• Jessie Wolf

‘Le Morte D’Arthur’: The pen is mightier than the sword.

Most people are familiar with the Legend of King Arthur, particularly his association with Excalibur, however the aphorism ‘the pen is mightier than the sword’ is arguably the reason that he is so well known today.

Kenneth Hodges proposes that “Major transitions in chivalric ideals are marked by Arthur’s receipts of Excalibur.” (35) The sword in the stone represents “might-makes-right chivalry” (35), Excalibur from the Lady in the Lake “”blood-feud” chivalry” (35) and the return of Excalibur “ethical chivalry” (35). The sword marks the development of a society that celebrates loyalty, honour and equality.  However, whilst the sword is important, it is the tale itself which progresses this Arthurian ideal of a “community form[ed] based on shared ethical principles” (35); “only to fight in just causes, at all times to be merciful, at all times to put the service of ladies foremost.” (53)

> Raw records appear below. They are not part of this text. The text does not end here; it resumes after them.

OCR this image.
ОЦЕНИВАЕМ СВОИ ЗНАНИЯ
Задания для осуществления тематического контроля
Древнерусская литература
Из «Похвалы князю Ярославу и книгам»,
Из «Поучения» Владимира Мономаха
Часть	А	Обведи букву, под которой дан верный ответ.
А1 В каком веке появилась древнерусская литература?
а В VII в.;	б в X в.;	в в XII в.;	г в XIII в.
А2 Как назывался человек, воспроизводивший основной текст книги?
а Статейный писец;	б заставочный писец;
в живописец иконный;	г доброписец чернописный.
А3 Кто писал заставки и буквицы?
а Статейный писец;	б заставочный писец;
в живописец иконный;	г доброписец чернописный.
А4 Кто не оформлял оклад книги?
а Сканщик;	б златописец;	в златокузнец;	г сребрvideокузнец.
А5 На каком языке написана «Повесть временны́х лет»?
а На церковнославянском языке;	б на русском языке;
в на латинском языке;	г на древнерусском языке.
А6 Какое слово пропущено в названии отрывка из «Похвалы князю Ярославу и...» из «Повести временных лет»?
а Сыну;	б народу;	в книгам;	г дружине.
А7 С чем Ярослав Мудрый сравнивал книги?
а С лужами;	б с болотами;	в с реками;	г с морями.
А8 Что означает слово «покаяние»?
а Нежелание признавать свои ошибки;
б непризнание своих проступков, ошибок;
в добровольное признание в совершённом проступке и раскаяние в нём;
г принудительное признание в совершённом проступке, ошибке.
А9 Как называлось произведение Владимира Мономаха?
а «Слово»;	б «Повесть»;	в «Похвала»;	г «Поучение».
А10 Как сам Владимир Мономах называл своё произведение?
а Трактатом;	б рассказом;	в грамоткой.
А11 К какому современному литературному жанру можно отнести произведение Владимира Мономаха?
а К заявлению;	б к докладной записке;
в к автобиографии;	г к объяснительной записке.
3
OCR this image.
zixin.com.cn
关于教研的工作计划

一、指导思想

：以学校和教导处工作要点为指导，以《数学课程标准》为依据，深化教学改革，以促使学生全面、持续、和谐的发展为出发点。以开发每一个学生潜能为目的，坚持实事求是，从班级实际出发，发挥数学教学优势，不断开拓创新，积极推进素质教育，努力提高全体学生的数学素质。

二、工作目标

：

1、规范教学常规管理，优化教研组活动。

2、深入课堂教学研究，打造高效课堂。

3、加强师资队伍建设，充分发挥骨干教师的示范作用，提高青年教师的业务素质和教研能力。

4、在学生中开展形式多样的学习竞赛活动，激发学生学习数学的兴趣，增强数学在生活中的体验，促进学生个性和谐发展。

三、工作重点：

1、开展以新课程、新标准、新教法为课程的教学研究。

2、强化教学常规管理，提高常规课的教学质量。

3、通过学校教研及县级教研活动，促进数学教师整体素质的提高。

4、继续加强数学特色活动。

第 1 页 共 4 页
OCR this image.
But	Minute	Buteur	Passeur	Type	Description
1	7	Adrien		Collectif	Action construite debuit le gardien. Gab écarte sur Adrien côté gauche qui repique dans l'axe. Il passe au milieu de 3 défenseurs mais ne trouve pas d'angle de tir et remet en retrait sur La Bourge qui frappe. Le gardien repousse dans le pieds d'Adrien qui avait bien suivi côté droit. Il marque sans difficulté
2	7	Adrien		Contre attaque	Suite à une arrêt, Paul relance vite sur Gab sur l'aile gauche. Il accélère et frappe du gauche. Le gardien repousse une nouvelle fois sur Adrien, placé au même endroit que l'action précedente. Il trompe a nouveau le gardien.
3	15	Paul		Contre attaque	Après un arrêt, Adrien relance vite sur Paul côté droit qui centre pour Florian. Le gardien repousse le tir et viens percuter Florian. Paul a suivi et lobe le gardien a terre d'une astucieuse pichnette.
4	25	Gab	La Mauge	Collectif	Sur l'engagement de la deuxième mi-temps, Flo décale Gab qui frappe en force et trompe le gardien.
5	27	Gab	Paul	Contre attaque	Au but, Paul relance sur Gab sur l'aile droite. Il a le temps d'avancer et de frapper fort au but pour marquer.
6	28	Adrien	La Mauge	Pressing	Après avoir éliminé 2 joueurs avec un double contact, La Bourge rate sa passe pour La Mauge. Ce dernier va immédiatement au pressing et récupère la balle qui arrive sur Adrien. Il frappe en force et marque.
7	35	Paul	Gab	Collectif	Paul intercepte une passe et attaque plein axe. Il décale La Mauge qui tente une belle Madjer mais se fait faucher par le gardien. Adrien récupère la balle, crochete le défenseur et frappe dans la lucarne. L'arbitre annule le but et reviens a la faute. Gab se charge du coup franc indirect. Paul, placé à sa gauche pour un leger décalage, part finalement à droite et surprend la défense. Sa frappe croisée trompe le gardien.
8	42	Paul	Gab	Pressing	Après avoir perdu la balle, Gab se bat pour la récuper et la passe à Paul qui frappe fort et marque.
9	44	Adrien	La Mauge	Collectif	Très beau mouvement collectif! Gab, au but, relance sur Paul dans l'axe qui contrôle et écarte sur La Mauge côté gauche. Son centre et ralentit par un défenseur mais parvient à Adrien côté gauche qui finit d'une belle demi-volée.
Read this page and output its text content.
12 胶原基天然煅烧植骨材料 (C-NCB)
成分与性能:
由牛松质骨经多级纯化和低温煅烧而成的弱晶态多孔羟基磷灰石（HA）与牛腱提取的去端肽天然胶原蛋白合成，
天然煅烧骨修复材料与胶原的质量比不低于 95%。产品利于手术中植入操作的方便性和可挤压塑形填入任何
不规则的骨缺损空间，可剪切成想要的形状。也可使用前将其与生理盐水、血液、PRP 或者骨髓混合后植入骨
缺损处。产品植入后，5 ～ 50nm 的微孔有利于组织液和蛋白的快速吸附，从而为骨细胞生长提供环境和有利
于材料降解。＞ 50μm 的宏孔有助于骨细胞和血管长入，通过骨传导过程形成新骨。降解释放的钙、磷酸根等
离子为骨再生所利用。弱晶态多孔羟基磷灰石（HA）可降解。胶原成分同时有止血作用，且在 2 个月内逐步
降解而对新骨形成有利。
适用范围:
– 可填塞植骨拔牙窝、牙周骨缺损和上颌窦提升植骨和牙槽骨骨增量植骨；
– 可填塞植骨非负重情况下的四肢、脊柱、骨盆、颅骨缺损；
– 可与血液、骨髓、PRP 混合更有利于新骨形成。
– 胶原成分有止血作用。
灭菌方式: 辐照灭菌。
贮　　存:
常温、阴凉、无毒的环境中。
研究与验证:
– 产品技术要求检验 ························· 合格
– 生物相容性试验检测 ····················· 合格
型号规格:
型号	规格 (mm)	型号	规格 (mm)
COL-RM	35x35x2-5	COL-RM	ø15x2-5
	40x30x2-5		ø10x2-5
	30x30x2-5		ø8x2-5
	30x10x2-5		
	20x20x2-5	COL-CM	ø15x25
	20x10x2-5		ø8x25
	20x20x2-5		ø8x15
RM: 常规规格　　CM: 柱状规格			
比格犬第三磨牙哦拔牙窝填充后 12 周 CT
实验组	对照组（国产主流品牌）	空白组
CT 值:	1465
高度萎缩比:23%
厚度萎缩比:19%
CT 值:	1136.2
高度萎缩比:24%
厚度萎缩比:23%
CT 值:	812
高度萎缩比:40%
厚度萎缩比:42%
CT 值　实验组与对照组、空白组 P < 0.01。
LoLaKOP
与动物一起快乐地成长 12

An Arthurian mindset is, to many, an ideal state and what we, as people, are trying to return to. It is suggested that this is the reason that King Arthur is “rex quondam rexque futurus” (525), the once and future King, his legend will be brought into modern times and set us upon a better course. However, currently, this is just thought and “I can tell you that you are a fool, because thoughts will change nothing” (19). This is told to Arthur by Merlin, disguised as a young boy, when Arthur is “brooding” (19). He is told to take action because simply thinking about a problem will not change it. The fact Merlin uses a young boy is symbolic as it is the future generations who will suffer if we do not act to better the world. So, whilst the pen is mightier than the sword, even if that is a magical sword, both are mightier than doing nothing.

Hodges, K. Forging Chivalric Communities in Malory’s le Morte Darthur. Palgrave Macmillan, 2005.
Malory, T. Le Morte D’Arthur. Edited by Baines, K, Signet Classics, 2010.